At the time of writing, Bitcoin’s price was sailing around $ 19,800 and the rise was also preceded by a correction, where the price fell momentarily from $ 19,400 to around $ 16,200. There was no clear indicator of this decline, but the market most likely was just taking a breather after a strong price appreciation. Such a correction after a strong rise in price is called a “pullback”. For example, several similar events have taken place in the bull market of 2017 and have historically been an excellent place for an investor to make bitcoin purchases. So Bitcoin isn’t dying, but it’s likely to be vying at a peak at a all-time high price valuations. In a bullmarket, an investor has three basic strategies to choose from:

1. “Holding”, i.e. not trading at all but monitoring the market (a.k.a HODL)
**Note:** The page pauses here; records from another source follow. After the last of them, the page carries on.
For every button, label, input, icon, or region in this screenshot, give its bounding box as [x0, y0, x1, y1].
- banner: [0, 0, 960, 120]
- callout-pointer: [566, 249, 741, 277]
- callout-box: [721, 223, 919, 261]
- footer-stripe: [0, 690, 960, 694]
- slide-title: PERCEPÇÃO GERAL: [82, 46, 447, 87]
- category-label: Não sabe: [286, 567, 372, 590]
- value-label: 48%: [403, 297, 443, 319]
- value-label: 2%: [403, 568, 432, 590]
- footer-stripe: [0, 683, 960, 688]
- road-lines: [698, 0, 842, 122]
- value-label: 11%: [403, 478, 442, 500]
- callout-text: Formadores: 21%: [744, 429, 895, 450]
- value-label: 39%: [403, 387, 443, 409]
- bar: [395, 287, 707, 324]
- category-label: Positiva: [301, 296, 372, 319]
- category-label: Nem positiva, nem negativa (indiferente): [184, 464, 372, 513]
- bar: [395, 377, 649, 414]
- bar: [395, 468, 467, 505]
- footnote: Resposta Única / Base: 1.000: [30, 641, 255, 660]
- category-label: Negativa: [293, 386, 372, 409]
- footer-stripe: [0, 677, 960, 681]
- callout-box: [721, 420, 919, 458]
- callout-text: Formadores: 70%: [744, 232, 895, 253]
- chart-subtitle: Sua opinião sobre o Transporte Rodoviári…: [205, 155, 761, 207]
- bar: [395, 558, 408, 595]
2. Making purchases in price corrections,

3. Scheduling sales at the peak price and making purchases at the price corrections.

The first of these options, holding, is the least riskiest and easiest way for an investor to benefit from an uptrend. Trying to schedule sales and purchases accordingly in price appreciation/pullback situations which is the most difficult and risky strategy of all. If the timing of sales fails, the investor may have to make repurchases at a higher price than the sale, which naturally eats up your returns. Thus, focusing on to making purchases in pullback-situations is an excellent way to increase cryptocurrency holdings, as the investor does not have to predict in advance when the pullback will take place, but can wait calmly and react if the price takes a significant hit.

It may also make sense for the investor to diversify their purchases in the short term, which is very much about lowering the average cost of purchases. Investors who, in turn, plan to take profits in an ongoing upturn market will have to assess the price level at which sales will be made. It is worth starting to form a sales strategy well in advance, so that the matter can be easily weighed in peace. Decentralizing sales is also a good strategy because they are in any case less likely to hit precisely the top of the price. Decentralization of sales is aimed at raising the average price of sales.

At the time of writing, we are in a situation where the price seems to have recovered exemplarily from such a pullback situation. However, the investor still has a good seam to consider making purchases and to assess the development of the situation.

It should be noted that the recovery from the pullback situations normally found in bull markets is rapid, but it is still not ruled out that Bitcoin won’t be testing the level of support that has formed around 16200 USD. It’s just doubtful. However, if the price dips through the support level, the hunt for new peaks will remain a task for 2021. In the bigger picture, in addition to searching for places to buy, we are now waiting to see how the price develops after the 2017 price peak ($ ​​19666) was exceeded just a moment ago.